Холден Колфилд подобно дочери короля в одной из сказочных пьес Шварца не может мириться даже с малой неправдой – ту принцессу чуть не свело с ума, когда её папа, король, велел передать, что его нет дома, в то время как он дома был. Мы все привыкли к тому, что общественная жизнь – это череда условностей и взаимных договорённостей, социум – это игра и соблюдение стереотипов. Проще соблюдать взаимную договорённость, нежели проявлять принципиальность в мелочах. Так общество делает ради самосохранения – требуется небольшой обман, ради того, чтобы сохранить баланс отношений.

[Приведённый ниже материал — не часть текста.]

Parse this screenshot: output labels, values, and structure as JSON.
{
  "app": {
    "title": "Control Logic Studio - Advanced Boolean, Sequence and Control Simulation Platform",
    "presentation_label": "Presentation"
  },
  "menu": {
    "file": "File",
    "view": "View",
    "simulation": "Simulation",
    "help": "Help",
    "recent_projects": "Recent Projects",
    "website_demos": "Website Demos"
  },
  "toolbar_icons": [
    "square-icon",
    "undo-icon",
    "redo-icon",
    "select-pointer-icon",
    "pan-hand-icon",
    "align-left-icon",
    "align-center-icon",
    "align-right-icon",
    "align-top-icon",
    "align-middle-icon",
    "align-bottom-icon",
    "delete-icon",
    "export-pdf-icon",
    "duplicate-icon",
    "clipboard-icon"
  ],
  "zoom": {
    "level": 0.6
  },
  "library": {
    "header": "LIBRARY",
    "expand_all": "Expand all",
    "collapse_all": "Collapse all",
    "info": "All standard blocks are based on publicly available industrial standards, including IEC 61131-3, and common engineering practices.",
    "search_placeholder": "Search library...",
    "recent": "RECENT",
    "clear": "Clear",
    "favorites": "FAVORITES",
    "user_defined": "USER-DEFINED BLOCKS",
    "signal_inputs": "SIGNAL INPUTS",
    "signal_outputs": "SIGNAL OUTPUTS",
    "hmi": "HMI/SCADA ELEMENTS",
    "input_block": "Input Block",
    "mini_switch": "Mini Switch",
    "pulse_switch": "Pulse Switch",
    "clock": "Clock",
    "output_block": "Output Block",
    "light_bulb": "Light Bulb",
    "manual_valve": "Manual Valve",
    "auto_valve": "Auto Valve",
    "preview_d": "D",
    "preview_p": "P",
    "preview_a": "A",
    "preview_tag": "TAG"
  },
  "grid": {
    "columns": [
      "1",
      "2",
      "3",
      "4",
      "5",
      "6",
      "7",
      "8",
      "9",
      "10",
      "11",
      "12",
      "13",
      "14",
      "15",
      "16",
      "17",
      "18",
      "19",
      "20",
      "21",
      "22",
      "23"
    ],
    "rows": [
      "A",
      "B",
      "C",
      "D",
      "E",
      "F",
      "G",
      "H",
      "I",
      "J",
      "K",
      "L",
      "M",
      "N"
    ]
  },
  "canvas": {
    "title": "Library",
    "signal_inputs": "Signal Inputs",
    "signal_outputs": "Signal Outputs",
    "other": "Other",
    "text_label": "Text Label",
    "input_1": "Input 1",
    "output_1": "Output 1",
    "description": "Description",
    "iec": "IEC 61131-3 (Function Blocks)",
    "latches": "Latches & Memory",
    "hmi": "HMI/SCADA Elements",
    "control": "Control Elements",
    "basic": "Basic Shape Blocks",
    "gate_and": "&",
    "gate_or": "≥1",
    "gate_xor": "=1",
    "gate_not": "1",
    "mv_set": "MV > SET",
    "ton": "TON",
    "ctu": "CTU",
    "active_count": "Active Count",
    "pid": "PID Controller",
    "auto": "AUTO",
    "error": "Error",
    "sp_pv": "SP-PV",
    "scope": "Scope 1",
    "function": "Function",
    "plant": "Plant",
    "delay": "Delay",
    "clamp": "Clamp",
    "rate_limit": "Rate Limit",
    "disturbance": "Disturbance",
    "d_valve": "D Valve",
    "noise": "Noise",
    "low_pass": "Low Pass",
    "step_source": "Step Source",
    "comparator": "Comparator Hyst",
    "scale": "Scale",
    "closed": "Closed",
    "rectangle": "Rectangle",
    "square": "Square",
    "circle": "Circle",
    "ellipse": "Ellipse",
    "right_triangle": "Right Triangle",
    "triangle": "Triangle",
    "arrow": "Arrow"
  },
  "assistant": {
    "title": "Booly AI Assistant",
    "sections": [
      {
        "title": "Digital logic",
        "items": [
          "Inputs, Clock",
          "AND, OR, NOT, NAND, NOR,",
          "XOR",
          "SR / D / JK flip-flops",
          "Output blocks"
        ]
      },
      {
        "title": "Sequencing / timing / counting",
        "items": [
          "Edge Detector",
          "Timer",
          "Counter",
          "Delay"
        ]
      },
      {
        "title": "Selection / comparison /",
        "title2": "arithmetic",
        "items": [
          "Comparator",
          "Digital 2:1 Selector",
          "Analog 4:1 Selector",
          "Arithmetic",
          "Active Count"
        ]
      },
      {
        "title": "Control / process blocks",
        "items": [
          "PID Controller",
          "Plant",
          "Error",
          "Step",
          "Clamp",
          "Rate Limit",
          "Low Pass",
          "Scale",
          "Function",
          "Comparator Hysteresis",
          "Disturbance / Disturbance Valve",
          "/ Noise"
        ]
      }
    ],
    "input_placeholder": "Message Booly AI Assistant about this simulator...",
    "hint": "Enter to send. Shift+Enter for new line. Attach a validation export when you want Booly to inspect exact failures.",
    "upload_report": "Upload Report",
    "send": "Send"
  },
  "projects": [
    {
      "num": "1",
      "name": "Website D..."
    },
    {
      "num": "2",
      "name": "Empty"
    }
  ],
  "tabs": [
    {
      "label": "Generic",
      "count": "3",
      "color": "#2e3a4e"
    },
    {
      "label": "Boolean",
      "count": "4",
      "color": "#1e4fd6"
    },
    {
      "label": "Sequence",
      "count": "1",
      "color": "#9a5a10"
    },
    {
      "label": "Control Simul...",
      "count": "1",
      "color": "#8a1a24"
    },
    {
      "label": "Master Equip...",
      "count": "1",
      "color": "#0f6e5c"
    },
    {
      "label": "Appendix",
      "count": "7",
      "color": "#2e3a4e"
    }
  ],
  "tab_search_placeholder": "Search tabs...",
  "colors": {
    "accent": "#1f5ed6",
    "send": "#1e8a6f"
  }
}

Мы говорим «здравствуйте» подлецу, хотя и не желаем ему здоровья; говорим «до свидания», даже если не хотим больше видеть человека, с которым прощаемся, – это всё мелочи этикета, который не надо трактовать буквально. Это мелочь, но, раз согласившись с одним допущением, соглашаешься и с другим – наша реальность состоит из многих допущений, из таких мелочей ткётся общая фальшивая жизнь. Мы голосуем за депутата, хотя не верим ни одному слову в предвыборной программе; мы миримся с социальными несправедливостями, зная, что на борьбу с ерундой может уйти вся жизнь, а ведь сил жалко.
Из привычных неточностей и фальшивых пустяков однажды вырастает огромная неправда, огромное непоправимое зло. Мы все знаем, что именитый начальник глупее подчинённого, что налоги с мирной жизни тратятся на подготовку войны, что богатые в день тратят столько же, сколько бедняки за всю жизнь, – мы привыкли к этим знаниям, они не будоражат наше воображение. Но однажды приходит юноша, который хочет знать, зачем так организован мир, он даже интересуется: куда деваются рыбы, когда замерзает пруд? Утки улетают, а рыбам ведь деться некуда.
Как они живут подо льдом? Собеседник Колфилда приходит в ярость: не всё ли равно, как там рыбы? Зачем это знать? Но спросить о судьбе рыб – не то же ли самое, что поинтересоваться, а как там люди, про которых не думают? Утки улетают зимой, богатые согреты, а нищие – как?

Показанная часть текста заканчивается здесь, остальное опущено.